Today we count 17 marketing partners — among them, the leading financial, education and health players in the county. Not one that has signed up has failed to renew. These multi-month partners, with our help, both tout their wares and highlight their own community connections and social responsibility causes.

Businesses have bought (figuratively and literally) into our community-forward mission. They love the dynamic, multimedia storytelling, which has spurred robust reader engagement. Just as our deepening community involvement has deepened our coverage, so has our relationship-based selling — a get-to-know-you-and-strategize-with-you process to form business partnerships that should last — furthered our community engagement.

Content. If you had told us a year ago that six months in, Lookout’s business model might be more advanced than its editorial model, we would have been surprised. The challenge we’d set out, of course, is proving out that communities would financially support revived local news.

It seemed as if creating the news product, given my own and our staff’s experience, would be the easier work. Curiously, though, it’s been a challenge. Maybe that isn’t surprising considering that we were born into the sea of Covid and are just now aiming to find our land legs as terra becomes firmer. For the first time, as we enter summer, we can approach normal coverage of a community that’s active, engaged and physically connected.

We approach what I call our post-launch period having published almost 2,000 stories, and have now showcased the best of them. These have been mostly local, with some assists from our valued content partners, including the LA Times, CalMatters and Kaiser Health News. These are almost all stories that this community would not have seen otherwise.

Readers scan through our stories with our homepage, highly visual, rotating Instacards, and, of course, through every manner of side door, familiarized one-by-one by our varied outreaches, with uniquely voiced and diversifying newsletters, text alerts, budding Spanish-language content, forums and events, and more. As we do all of this, more readers begin to make Lookout their go-to destination. We set out to create a local news product that didn’t look like a newspaper, and we have succeeded with that foundation.

I think we excelled from day one with our Covid coverage. All 2020, as a reader, as a citizen, I decried how little we knew about the local hospitals, the local nursing homes, the local toll. “Knit masks for the nurses at Dominican Hospital,” we were exhorted in the spring, but we had no idea what it was like inside Dominican, our largest hospital.

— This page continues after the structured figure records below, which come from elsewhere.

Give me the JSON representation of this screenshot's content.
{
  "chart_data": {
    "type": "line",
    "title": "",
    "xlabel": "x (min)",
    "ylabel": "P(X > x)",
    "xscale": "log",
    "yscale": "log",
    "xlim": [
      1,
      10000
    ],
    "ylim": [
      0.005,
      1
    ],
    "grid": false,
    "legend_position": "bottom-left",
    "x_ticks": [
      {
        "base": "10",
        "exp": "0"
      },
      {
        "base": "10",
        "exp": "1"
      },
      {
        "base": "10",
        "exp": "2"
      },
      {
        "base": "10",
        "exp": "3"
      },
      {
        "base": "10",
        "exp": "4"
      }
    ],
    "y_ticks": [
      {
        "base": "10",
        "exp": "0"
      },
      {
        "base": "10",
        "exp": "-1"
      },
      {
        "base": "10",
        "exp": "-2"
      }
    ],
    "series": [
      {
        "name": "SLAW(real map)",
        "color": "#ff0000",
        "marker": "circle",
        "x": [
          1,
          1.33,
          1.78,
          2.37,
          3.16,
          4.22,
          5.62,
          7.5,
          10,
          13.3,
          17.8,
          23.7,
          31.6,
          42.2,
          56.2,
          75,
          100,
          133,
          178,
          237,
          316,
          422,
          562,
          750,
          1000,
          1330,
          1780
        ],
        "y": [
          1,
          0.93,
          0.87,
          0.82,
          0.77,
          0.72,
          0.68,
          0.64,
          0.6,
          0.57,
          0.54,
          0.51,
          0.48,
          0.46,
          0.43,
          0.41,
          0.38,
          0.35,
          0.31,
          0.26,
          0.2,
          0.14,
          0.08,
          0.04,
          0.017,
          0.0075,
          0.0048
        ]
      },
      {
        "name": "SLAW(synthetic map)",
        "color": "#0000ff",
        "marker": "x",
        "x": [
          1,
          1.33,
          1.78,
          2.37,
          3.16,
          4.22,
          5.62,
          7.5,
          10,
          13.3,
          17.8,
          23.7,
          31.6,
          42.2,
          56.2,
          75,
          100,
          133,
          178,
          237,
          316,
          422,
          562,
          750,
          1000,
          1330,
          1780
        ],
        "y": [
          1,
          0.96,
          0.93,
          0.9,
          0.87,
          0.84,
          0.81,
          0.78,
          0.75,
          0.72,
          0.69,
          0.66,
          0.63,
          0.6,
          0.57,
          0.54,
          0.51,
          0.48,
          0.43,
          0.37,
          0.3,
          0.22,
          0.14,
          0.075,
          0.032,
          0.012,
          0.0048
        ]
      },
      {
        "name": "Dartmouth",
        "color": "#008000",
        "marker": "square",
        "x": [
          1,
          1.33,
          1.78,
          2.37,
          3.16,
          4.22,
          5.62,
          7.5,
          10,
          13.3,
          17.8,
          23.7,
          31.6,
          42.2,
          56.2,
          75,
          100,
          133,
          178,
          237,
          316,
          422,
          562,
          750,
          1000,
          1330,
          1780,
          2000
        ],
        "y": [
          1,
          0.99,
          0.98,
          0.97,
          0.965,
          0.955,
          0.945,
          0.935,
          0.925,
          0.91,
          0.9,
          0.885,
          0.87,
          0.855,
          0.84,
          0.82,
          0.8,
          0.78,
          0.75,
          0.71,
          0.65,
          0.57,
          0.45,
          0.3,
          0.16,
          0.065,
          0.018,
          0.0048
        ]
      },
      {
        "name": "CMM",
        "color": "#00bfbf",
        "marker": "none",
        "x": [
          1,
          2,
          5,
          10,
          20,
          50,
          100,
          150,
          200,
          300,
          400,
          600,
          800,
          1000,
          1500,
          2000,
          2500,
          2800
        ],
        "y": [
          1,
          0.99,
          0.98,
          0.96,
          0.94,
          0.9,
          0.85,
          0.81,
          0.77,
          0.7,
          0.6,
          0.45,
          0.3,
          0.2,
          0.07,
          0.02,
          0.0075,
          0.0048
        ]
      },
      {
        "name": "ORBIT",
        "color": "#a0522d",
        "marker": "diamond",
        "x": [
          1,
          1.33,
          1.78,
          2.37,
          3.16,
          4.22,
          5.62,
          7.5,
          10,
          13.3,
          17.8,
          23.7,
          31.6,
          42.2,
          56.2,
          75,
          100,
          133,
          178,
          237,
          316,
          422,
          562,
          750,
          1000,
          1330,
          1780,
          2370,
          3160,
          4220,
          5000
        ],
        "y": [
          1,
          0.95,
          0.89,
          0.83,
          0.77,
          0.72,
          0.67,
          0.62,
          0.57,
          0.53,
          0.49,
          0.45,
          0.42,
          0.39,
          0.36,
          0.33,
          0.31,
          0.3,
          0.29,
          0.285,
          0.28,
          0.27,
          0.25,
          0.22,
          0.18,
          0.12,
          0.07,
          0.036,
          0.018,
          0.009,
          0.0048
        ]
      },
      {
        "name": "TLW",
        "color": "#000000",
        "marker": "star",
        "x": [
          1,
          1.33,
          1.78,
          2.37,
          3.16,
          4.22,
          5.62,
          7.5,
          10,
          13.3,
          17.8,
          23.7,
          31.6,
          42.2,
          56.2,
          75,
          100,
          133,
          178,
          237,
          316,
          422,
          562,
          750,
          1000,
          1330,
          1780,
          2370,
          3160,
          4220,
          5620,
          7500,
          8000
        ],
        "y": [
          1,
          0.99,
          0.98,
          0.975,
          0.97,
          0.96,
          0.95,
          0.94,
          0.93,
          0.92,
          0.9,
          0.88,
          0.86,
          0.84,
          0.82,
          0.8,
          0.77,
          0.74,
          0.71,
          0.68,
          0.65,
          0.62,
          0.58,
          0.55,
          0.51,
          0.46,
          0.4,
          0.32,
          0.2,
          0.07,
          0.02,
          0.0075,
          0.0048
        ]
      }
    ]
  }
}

We took the challenge and through the depth of winter and uncertain spring, we told the story well, and then dove headlong into the early confusion of all things vaccine as Covid fears turned to joyous tears at mass vaccination centers. We got correspondence that made us — all remote half of the time, of course — cry: “I never would have gotten the vaccine without your help,” read one of the many thankful notes.

Now, we’re embarking more fully on our original editorial mission. That’s to tell the full range of stories about this place and its people that I like to call “paradise with problems.” We get to stretch our full accountability muscles, having proven some early mettle in our coverage of school district sexual misconduct. We get to expand widely into culture, arts, and entertainment. We get to cover — in person — all of the communities in our increasingly diverse county.

For me, Lookout has been my sixth career in journalism, after alt-weeklies, city magazines, daily newspapers, corporate digital transformation and my Newsonomics analyst work. And it’s been the most consuming.

We have set ourselves a sometimes-daunting mission, but within the bounds of one market and a couple of million dollars in startup capital — assembled from mission-aligned backers, not financial players — we are doing our best to deploy it. Humbled by the pains of this startup, we remind ourselves that the Times, like Rome, wasn’t built in a day, or six months.

POSTED     June 17, 2021, 11:02 a.m.